The Color Guard from Dahlgren began the afternoon as they marched from the street to the stage in their Navy whites. The flag was saluted and our national anthem was sung so beautifully by Gina from popular duo…Wave on Wave. .
The EOD, Explosive Ordinance Disposal, warriors have one of the highest death and injury rates in the service. These soldiers go after the explosive traps, such as “Improvised Explosive Devices” and other bombs meant to kill and maim. This event, in its fifth year, helps those EOD families who have suffered tremendous loss from death and injury. Many bands and performers have donated their time and talent over the years to help raise money for the cause.

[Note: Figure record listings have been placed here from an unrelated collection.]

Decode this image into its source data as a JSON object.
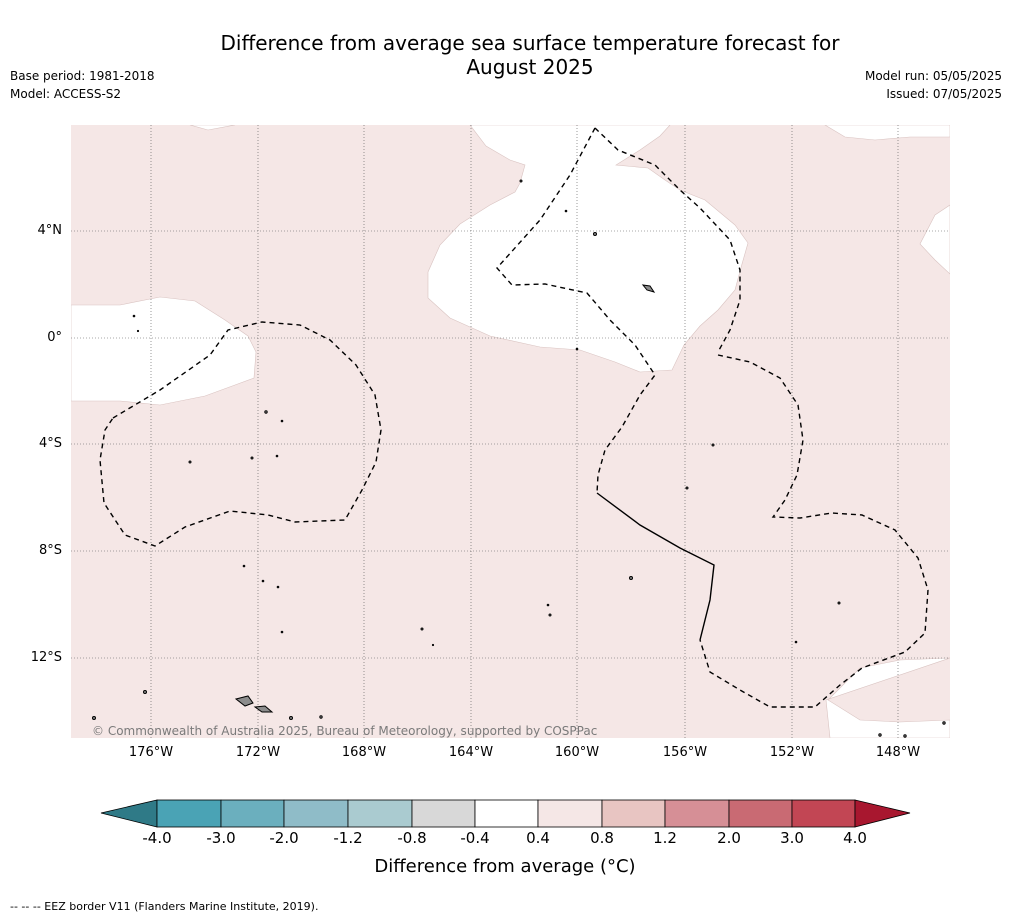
{
  "title_line1": "Difference from average sea surface temperature forecast for",
  "title_line2": "August 2025",
  "base_period": "Base period: 1981-2018",
  "model": "Model: ACCESS-S2",
  "model_run": "Model run: 05/05/2025",
  "issued": "Issued: 07/05/2025",
  "copyright": "© Commonwealth of Australia 2025, Bureau of Meteorology, supported by COSPPac",
  "lon_ticks": [
    "176°W",
    "172°W",
    "168°W",
    "164°W",
    "160°W",
    "156°W",
    "152°W",
    "148°W"
  ],
  "lat_ticks": [
    "4°N",
    "0°",
    "4°S",
    "8°S",
    "12°S"
  ],
  "colorbar": {
    "title": "Difference from average (°C)",
    "labels": [
      "-4.0",
      "-3.0",
      "-2.0",
      "-1.2",
      "-0.8",
      "-0.4",
      "0.4",
      "0.8",
      "1.2",
      "2.0",
      "3.0",
      "4.0"
    ],
    "colors": [
      "#2f7a87",
      "#4aa3b5",
      "#6bafbe",
      "#8fbcc8",
      "#aacbd0",
      "#d8d8d8",
      "#ffffff",
      "#f5e7e6",
      "#e8c5c2",
      "#d68f96",
      "#c96a73",
      "#c24654",
      "#a8172f"
    ]
  },
  "footer": "--  --  -- EEZ border V11 (Flanders Marine Institute, 2019).",
  "colors": {
    "anomaly_0_4_0_8": "#f5e7e6",
    "land": "#8c8c8c"
  }
}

This year, “ Wave on Wave,” “Six Guns South” and “Jet Black,” the amazing Toby Keith look alike, set the place rocking for six hours with great music. A literal army of volunteers sold raffles and T-shirts, cooked food, served beverages and maintained the premises. It was an effort by many for many. EOD ambassador James Harrison, president of the Son’s of the Legion at the Post 148, became involved in this over five years ago and lit a fire that will never be put out.

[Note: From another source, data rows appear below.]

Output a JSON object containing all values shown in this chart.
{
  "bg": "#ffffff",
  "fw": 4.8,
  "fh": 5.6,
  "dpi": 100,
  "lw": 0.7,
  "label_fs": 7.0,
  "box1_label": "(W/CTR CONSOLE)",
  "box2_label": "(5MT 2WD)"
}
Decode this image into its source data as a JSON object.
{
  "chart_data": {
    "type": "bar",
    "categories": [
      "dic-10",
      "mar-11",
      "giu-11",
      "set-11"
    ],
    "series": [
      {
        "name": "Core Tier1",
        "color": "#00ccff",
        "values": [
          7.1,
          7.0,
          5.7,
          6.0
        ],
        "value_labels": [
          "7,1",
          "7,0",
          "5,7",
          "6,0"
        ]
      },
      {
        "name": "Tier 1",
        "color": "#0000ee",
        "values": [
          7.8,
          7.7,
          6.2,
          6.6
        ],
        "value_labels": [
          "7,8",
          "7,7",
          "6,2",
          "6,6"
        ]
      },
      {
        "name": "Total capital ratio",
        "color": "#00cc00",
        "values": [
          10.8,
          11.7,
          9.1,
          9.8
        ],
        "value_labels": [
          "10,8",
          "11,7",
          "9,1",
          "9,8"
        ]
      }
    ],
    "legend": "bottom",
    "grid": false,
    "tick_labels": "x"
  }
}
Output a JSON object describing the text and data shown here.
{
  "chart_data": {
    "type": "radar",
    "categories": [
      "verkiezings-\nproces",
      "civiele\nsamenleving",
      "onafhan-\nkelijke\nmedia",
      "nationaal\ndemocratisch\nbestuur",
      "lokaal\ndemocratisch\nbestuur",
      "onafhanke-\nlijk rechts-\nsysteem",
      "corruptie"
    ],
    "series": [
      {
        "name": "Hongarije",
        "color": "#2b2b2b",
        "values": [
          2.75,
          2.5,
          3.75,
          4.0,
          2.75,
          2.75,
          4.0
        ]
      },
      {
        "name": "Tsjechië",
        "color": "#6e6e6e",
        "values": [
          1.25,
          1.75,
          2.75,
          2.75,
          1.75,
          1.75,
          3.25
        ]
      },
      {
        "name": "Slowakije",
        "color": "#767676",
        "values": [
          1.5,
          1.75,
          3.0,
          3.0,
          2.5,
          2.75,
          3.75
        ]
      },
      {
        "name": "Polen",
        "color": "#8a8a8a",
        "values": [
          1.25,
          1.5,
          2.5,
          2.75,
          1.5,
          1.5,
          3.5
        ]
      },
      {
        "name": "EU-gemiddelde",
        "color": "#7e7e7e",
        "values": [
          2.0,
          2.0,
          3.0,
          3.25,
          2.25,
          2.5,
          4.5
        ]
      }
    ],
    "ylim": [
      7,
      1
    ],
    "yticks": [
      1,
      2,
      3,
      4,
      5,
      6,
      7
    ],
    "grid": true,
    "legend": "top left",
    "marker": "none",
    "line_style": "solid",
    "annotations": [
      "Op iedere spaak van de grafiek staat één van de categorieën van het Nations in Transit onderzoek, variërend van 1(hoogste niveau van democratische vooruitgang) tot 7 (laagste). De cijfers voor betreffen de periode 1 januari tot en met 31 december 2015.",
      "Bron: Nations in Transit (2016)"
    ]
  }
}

Bikers from the Combat veterans, EOD and others lined the fence along the Potomac as they rode in support of their brothers. The EOD wore vests that had the logo “EOD forever” on them. Some other riders had patches that said “Never Forget” or “All Gave Some and Some Gave All.” It was at once sobering and uplifting to see these heroes. As some folks said, what would this event be without the bikes.
The bomb squad from Dahlgren brought their large truck containing apparatus used not only in Afghanistan and Iraq but domestically to protect us. Robots with mechanical arms for various situations were demonstrated. Some could reach through windows with long grips. Behind every robot is a highly skilled and trained operator.
When the last strain of music would ring out, there were tents to come down, tables to be put away, food to be taken care of and other tasks. Money would be counted and every penny, more than $7,000, would go to the EOD wounded warrior association. The volunteers were really dedicated. As an annual event, it would be back. As long as there was a need to help, there would be those ready and willing to provide it. As the vests said, “EOD Forever.”